Wie kommt eine Person mit Sehbehinderung an die notwendigen Informationen? Wie informiert sie sich im Vorfeld über die verschiedenen Abstimmungen und Wahlen? Verena Kuonen, Präsidentin von Inclusion Handicap und Gemeinderätin der Stadt Pully, erörtert diese Fragen mit tactuel.

Von Carol Lagrange

Seit 25 Jahren engagiert sich Verena Kuonen, selbst blind, sowohl für die Interessen von Menschen mit Behinderungen in der Schweiz als auch für die Politik in ihrer Gemeinde und nimmt aktiv am politischen Leben und am Wahlgeschehen in der Schweiz teil. Ihr zufolge werden Kontakte in der Politik zwar oft über die visuelle Ebene geknüpft, doch beweist sie mit ihrem Engagement, dass auch sie als Person mit Behinderung in der Politik eine Rolle spielen und die Interessen der BürgerInnen bestens vertreten kann.

Wenn sie allerdings selber wählen und abstimmen möchte, kommt eine dritte Person ins Spiel, um zu sicherzustellen, dass ihre politischen Entscheide auch gehört und respektiert werden. Nebst den schriftlichen Unterlagen, die einem nach Hause geschickt werden, muss man sich auch aktiv darum bemühen, über die Medien und andere Kanäle an Informationen zu kommen.

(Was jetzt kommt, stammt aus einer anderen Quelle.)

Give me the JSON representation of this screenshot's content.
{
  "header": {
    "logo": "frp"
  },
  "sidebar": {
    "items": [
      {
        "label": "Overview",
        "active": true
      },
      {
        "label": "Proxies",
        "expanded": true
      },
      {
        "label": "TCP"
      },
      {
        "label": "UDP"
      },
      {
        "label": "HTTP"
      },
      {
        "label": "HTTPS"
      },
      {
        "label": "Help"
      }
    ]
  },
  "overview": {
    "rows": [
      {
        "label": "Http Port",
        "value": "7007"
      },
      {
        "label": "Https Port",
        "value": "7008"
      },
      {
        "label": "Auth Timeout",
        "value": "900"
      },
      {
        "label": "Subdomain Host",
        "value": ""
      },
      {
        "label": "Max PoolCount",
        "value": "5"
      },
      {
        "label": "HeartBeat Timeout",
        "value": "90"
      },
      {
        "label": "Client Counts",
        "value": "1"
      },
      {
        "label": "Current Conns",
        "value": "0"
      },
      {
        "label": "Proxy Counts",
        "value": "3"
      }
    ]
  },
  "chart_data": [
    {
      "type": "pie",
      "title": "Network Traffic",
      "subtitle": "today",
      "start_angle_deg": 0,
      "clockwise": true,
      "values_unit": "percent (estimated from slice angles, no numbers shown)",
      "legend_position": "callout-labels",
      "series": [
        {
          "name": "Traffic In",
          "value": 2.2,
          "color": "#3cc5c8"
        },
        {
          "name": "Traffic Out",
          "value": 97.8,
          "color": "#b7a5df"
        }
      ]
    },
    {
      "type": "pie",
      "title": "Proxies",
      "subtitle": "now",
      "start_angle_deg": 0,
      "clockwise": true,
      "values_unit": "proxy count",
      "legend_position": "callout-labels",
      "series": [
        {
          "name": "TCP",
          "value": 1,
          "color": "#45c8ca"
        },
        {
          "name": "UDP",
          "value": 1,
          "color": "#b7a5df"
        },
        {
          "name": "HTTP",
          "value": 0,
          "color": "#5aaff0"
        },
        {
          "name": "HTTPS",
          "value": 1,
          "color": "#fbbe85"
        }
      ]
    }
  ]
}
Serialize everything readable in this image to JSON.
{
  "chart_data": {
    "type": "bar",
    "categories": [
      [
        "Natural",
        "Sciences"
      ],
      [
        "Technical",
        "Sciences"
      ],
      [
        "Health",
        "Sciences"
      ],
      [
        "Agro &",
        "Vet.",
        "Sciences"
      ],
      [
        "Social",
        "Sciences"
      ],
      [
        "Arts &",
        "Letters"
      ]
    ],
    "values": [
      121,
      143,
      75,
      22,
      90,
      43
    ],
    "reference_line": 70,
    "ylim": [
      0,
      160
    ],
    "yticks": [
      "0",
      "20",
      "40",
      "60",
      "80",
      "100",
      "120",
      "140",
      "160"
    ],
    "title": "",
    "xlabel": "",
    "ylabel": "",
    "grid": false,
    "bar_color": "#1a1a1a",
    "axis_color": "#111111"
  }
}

«Die Wahl- und Abstimmungsunterlagen erhalten nur diejenigen im DAISY-Format, die bereits bei der Bibliothèque Sonore Romande registriert sind und auch explizit um Erhalt dieser Dokumente auf einer CD gebeten haben», erklärt Verena Kuonen. Möchte man also als blinde oder sehbehinderte Person am politischen Leben teilhaben, muss man bereits hier zum ersten Mal aktiv werden. Man kann sich auch mit der App VoteInfo über verschiedene Themen sowie die Abstimmungs- und Wahlresultate informieren. «Persönlich lasse ich mir die Unterlagen, die ich nach Hause geschickt bekomme, am liebsten von einer sehenden Person vorlesen. Noch häufiger informiere ich mich aber über entsprechende Themen via Printmedien oder das Radio und bilde mir dann meine Meinung», so Frau Kuonen weiter.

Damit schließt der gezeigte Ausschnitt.